To those with even a hint of common sense the very notion that the world’s most dynamic economy is reliant on Fed machinations is just too silly to contemplate. Funny here is that Trump partisans somehow don’t see this truth. Don’t they know that in tying the future health of the “Trump economy” to the Fed, that they’re thoroughly insulting the “Trump economy”? But that’s a digression.
In Warsh's case, he has to know better. So why the pretense on his part? One guesses that hard as it is to make a consistent case that the Fed’s actions guide the world’s most prosperous economy, it’s better than the alternative. If Warsh admits what’s obvious, that the Fed is a legend in its own mind, and in the simplistic minds of the pundit and political classes, quite a bit fewer will hang on his every word.
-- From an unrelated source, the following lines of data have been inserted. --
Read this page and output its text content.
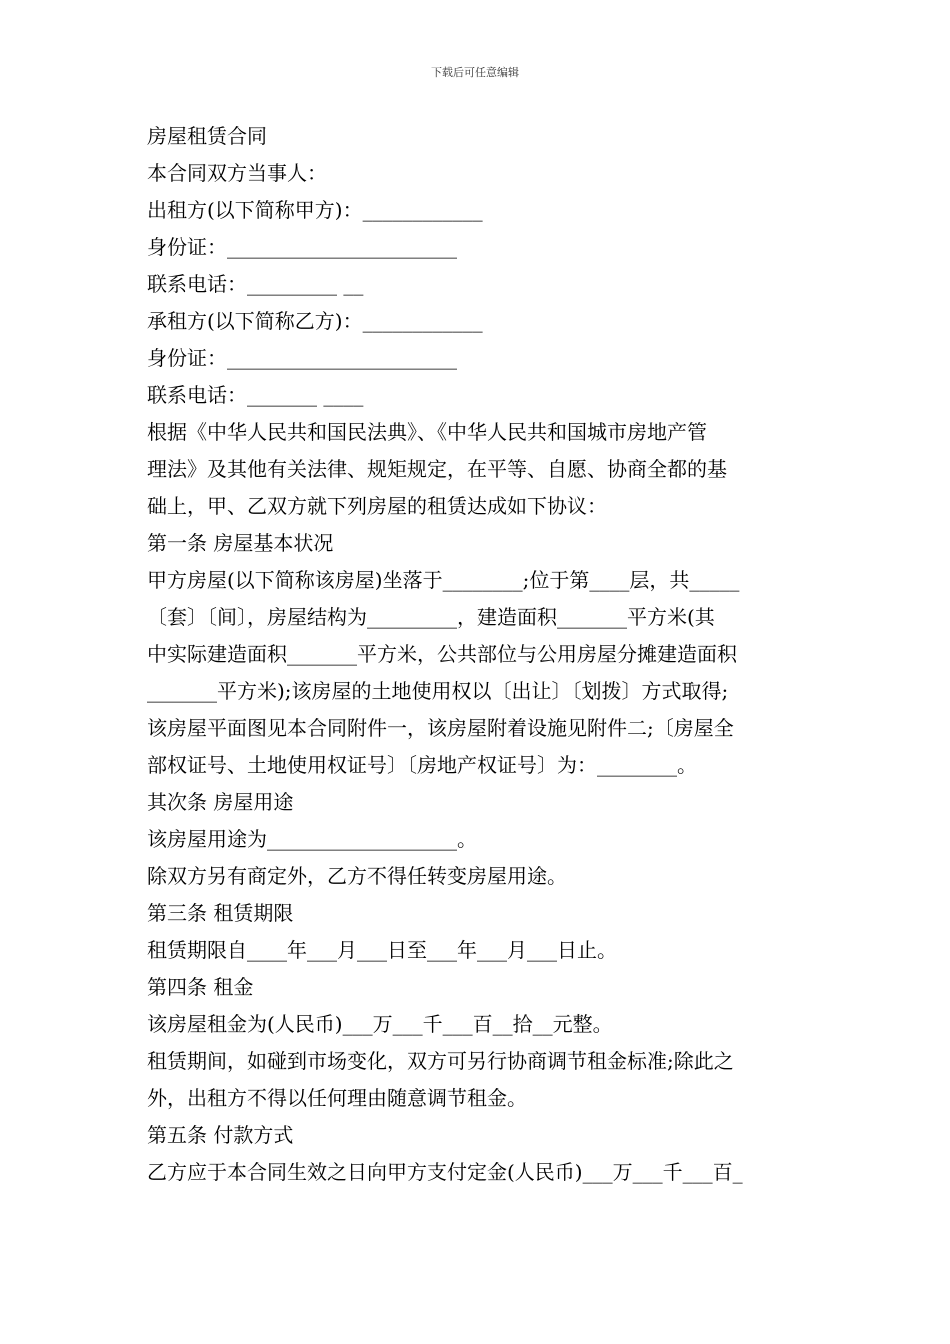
下载后可任意编辑
房屋租赁合同
本合同双方当事人：
出租方(以下简称甲方)：____________
身份证：_______________________
联系电话：_________ __
承租方(以下简称乙方)：____________
身份证：_______________________
联系电话：_______ ____
根据《中华人民共和国民法典》、《中华人民共和国城市房地产管
理法》及其他有关法律、规矩规定，在平等、自愿、协商全都的基
础上，甲、乙双方就下列房屋的租赁达成如下协议：
第一条 房屋基本状况
甲方房屋(以下简称该房屋)坐落于________;位于第____层，共_____
〔套〕〔间〕，房屋结构为_________，建造面积_______平方米(其
中实际建造面积_______平方米，公共部位与公用房屋分摊建造面积
_______平方米);该房屋的土地使用权以〔出让〕〔划拨〕方式取得;
该房屋平面图见本合同附件一，该房屋附着设施见附件二;〔房屋全
部权证号、土地使用权证号〕〔房地产权证号〕为：________。
其次条 房屋用途
该房屋用途为___________________。
除双方另有商定外，乙方不得任转变房屋用途。
第三条 租赁期限
租赁期限自____年___月___日至___年___月___日止。
第四条 租金
该房屋租金为(人民币)___万___千___百__拾__元整。
租赁期间，如碰到市场变化，双方可另行协商调节租金标准;除此之
外，出租方不得以任何理由随意调节租金。
第五条 付款方式
乙方应于本合同生效之日向甲方支付定金(人民币)___万___千___百_
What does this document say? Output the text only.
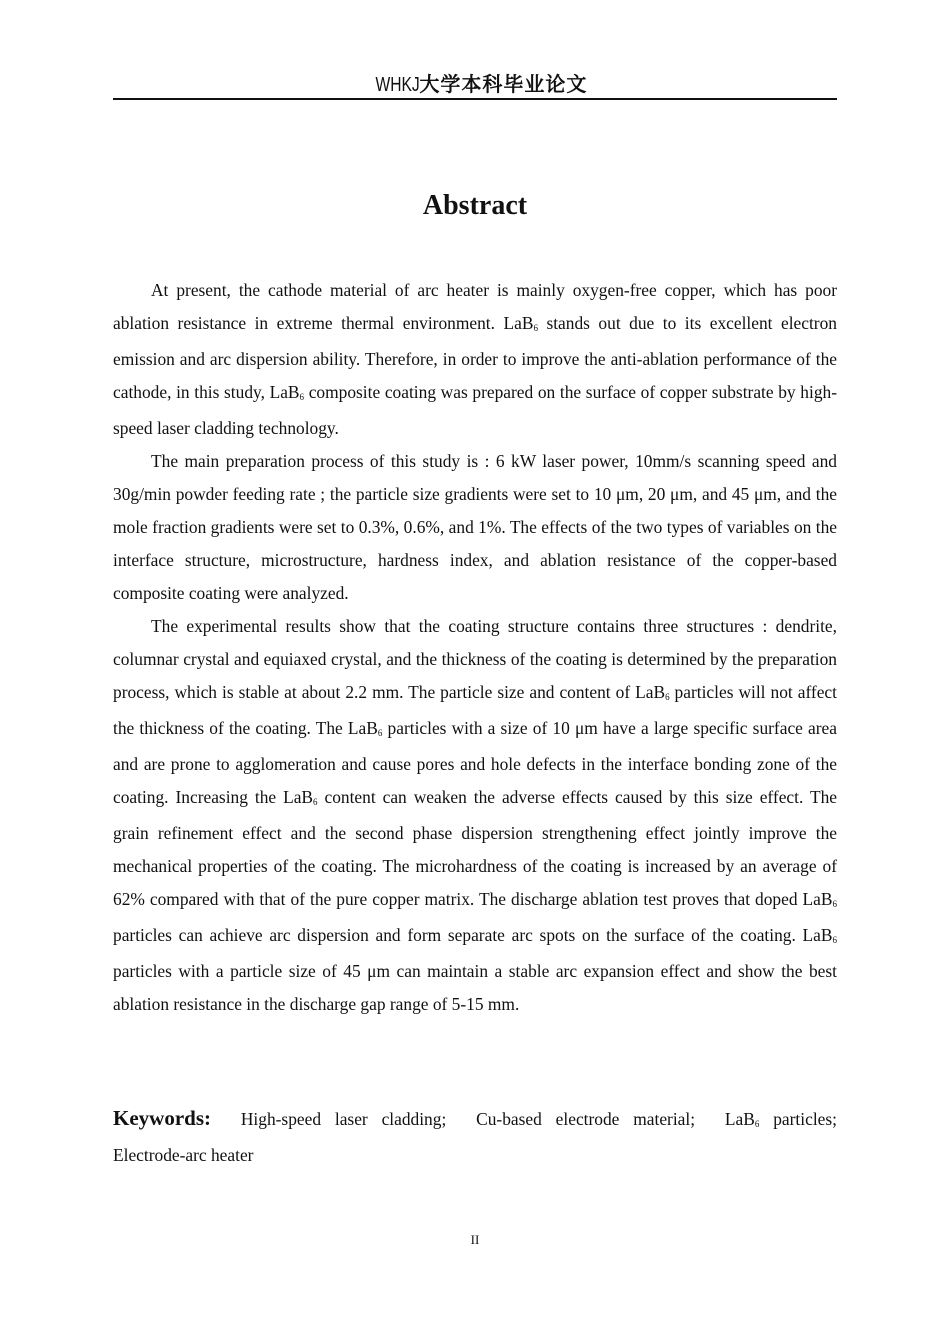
WHKJ大学本科毕业论文
Abstract

At present, the cathode material of arc heater is mainly oxygen-free copper, which has poor ablation resistance in extreme thermal environment. LaB$_6$ stands out due to its excellent electron emission and arc dispersion ability. Therefore, in order to improve the anti-ablation performance of the cathode, in this study, LaB$_6$ composite coating was prepared on the surface of copper substrate by high-speed laser cladding technology.

The main preparation process of this study is : 6 kW laser power, 10mm/s scanning speed and 30g/min powder feeding rate ; the particle size gradients were set to 10 μm, 20 μm, and 45 μm, and the mole fraction gradients were set to 0.3%, 0.6%, and 1%. The effects of the two types of variables on the interface structure, microstructure, hardness index, and ablation resistance of the copper-based composite coating were analyzed.

The experimental results show that the coating structure contains three structures : dendrite, columnar crystal and equiaxed crystal, and the thickness of the coating is determined by the preparation process, which is stable at about 2.2 mm. The particle size and content of LaB$_6$ particles will not affect the thickness of the coating. The LaB$_6$ particles with a size of 10 μm have a large specific surface area and are prone to agglomeration and cause pores and hole defects in the interface bonding zone of the coating. Increasing the LaB$_6$ content can weaken the adverse effects caused by this size effect. The grain refinement effect and the second phase dispersion strengthening effect jointly improve the mechanical properties of the coating. The microhardness of the coating is increased by an average of 62% compared with that of the pure copper matrix. The discharge ablation test proves that doped LaB$_6$ particles can achieve arc dispersion and form separate arc spots on the surface of the coating. LaB$_6$ particles with a particle size of 45 μm can maintain a stable arc expansion effect and show the best ablation resistance in the discharge gap range of 5-15 mm.

Keywords: High-speed laser cladding; Cu-based electrode material; LaB$_6$ particles; Electrode-arc heater
II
And so Warsh writes, and writes, seemingly hopeful that the jotting down of economic "lyrics" as it were, will lead to a hit insight that justifies a focus on the Federal Reserve.
Last week Warsh searched for a catchy chorus that would combine “Fed” and “soft power.” At one point he suggested the Fed’s review of its "policy framework" should “be measured by its ability to translate the Fed’s soft power into firepower.” At another point he asserted more confidently that in the future, central banks “better equip themselves with an abundance of soft power.” Countless “soft power” mentions in a 1,500 essay, but the economic equivalent of “A Day In the Life” never materialized.
In Warsh’s defense, it’s hard to write catchy choruses that translate to beautiful music when the Fed is your muse. Try as those close to it might to make it seem otherwise, the Fed is just not that important. Never was, and never will be.
To see why, consider legendary Silicon Valley venture capitalist Don Valentine. The man who was an early investor in Atari, Apple, Cisco, Oracle, Google, Airbnb, and Square (among others), died last week. It was mentioned in his Wall Street Journal obituary that when Valentine got started in the early 1970s, less than $50 million was available for investment in start-ups. So much has changed since then.
So what happened? Did so-called “easy” Fed money cause investment in Silicon Valley to surge, such that a formerly sleepy locale south of San Francisco soared from out of nowhere? More realistically, Atari, Apple, Cisco, Oracle, Google, Airbnb, and Square happened, and their successes proved a magnet for copious amounts of human and financial capital. No doubt some of that human and financial capital migrated to northern California from Detroit and areas close to it; Detroit a powerful magnet for human and financial capital 100 years ago.
Crucial here is that the Fed, utilizing its open market operations that inspire awe in those who should know better, could not impoverish Silicon Valley today any more than it could enrich Detroit. People free to be commercially creative power prosperity, and at present the vital few drivers of prosperity populate Silicon Valley in abundant fashion, while they’re scarce in Detroit.
The main thing is that the Fed is powerless to alter the reality described in the previous paragraph, and if it were to try to, market forces would reverse its vain attempts at central planning faster than it would take readers to read this piece. One guesses Warsh knows this truth too. Unknown is if he’ll ever admit what he likely knows.